Je m’appelle Ondine. Je viens d’un village de pêcheurs, sur la côte. Il n’y a plus personne parce que l’océan a disparu et qu’il n’y a plus grand-chose à manger, mais c’était mon village.

Alors pourquoi es-tu partie ?

   Elle a baissé les yeux sur le coquillage qu’elle faisait rouler entre ses doigts. Une simple coquille de bulot. C’est ce que je croyais.

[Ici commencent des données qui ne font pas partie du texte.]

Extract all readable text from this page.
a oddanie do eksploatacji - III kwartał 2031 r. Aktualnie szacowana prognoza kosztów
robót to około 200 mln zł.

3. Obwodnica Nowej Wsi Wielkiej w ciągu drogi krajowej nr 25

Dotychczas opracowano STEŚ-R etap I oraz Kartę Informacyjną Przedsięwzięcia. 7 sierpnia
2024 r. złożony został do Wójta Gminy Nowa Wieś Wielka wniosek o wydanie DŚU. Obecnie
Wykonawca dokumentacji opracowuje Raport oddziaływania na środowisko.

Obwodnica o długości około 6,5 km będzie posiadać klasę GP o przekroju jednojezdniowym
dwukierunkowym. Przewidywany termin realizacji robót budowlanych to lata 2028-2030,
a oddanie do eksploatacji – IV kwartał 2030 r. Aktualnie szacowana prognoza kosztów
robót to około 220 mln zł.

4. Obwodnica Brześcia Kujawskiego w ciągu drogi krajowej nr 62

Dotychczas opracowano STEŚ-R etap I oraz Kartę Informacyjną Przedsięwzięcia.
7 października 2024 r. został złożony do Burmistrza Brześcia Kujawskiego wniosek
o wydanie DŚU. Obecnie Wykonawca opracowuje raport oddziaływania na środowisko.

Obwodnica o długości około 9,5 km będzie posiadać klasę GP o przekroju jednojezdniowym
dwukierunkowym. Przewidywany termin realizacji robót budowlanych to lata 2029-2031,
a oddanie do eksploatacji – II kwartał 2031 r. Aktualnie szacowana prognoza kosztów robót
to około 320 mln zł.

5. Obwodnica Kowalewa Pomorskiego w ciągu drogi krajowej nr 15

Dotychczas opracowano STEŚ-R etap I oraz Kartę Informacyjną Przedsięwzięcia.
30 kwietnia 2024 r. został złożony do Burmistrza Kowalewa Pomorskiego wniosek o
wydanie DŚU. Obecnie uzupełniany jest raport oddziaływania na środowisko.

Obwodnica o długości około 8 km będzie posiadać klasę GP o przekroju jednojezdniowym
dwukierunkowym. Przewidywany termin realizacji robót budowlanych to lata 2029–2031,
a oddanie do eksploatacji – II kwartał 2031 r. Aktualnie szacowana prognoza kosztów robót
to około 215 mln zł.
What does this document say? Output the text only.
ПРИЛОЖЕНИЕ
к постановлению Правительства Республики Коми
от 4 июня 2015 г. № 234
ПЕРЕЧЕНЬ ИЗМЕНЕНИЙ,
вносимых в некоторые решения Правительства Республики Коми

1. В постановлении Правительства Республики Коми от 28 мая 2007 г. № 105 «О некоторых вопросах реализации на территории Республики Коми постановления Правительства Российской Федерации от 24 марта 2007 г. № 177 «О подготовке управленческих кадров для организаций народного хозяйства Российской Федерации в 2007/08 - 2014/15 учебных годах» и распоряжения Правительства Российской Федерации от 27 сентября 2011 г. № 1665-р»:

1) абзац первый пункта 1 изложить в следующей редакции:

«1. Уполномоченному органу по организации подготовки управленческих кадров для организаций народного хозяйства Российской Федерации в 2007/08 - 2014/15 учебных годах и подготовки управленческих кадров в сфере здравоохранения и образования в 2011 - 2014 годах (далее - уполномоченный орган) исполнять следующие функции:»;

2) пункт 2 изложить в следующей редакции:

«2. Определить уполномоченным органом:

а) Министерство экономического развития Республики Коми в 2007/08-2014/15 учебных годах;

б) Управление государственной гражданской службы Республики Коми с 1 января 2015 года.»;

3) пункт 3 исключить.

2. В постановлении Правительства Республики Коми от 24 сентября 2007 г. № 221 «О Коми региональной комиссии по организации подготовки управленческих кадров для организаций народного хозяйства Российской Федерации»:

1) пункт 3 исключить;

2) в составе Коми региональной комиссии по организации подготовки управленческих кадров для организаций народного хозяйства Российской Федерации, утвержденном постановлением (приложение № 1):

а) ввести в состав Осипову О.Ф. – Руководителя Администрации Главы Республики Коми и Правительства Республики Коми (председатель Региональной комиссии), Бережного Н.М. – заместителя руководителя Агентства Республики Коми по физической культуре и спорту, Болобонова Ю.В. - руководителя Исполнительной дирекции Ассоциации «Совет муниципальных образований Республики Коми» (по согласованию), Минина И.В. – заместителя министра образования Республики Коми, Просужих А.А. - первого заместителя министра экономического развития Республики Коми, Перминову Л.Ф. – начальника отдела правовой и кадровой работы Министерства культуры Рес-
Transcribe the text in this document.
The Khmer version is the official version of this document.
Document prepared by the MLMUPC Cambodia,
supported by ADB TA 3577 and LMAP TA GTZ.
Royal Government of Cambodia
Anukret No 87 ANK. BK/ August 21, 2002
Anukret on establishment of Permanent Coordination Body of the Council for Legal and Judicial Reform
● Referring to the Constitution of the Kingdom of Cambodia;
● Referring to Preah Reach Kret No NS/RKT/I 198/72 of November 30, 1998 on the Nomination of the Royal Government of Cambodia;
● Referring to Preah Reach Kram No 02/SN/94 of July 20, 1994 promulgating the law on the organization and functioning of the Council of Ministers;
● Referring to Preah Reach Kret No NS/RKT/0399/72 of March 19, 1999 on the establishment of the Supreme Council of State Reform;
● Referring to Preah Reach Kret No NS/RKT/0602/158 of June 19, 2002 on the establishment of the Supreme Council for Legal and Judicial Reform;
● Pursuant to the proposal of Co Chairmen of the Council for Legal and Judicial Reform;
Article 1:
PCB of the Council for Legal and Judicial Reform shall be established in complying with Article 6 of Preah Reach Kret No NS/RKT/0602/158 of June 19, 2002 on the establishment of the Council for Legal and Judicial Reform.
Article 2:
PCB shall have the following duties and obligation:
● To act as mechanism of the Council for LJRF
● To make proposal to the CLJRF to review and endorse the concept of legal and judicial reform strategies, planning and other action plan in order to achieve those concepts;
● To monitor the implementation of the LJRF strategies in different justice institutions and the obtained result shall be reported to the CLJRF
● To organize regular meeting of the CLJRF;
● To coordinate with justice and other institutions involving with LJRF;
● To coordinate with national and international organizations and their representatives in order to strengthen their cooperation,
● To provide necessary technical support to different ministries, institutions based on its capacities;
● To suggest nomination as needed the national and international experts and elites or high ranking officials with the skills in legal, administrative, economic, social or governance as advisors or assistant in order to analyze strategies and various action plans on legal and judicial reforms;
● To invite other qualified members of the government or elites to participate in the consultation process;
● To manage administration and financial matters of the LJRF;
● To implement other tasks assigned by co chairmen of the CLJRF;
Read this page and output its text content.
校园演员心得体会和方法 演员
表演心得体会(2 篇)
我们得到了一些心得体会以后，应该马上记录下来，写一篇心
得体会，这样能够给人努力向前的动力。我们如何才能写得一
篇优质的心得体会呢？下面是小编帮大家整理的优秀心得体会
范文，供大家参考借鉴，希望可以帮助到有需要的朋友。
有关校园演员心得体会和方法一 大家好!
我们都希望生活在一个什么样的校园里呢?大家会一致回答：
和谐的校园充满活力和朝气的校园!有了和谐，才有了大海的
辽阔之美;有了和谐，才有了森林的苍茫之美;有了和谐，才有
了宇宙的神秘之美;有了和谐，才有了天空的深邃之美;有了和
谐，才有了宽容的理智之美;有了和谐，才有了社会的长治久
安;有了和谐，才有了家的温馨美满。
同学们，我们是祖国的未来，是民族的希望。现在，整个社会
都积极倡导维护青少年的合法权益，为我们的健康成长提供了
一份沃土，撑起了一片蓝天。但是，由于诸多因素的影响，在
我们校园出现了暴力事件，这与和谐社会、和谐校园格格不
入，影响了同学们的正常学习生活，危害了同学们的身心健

Je voulais voir l’océan une dernière fois avant de partir. J’ai marché comme j’ai pu sur le plastique flottant, puis j’ai fini par glisser. Alors j’ai nagé sous la couche de plastique, en remontant tant bien que mal à la surface quand je voyais un peu de lumière. Enfin, j’ai trouvé l’océan. J’ai nagé sans entraves, sans risquer de coupure ou d’étouffement. Ça faisait longtemps... La nuit, je me laissais flotter sur le dos. Je comptais les étoiles. Ce matin, j’ai entendu les oiseaux. J’ai guetté l’horizon et j’ai aperçu cette île. Enfin ! J’étais épuisée, alors j’ai décidé de l’atteindre coûte que coûte. C’était plus facile que prévu : il n’y avait pas de barrière de plastique, ici. J’ai croisé des poissons ! Des poissons ! Je n’ai pas vu de plage comme ça depuis des années. C’est magnifique. Comment tu t’appelles ?

Mnémosyne.

Tu vis toute seule, ici ?

   J’ai hésité, car je ne connaissais pas la réponse. Toute seule, oui, mais plus maintenant, en tout cas pas pour l’instant.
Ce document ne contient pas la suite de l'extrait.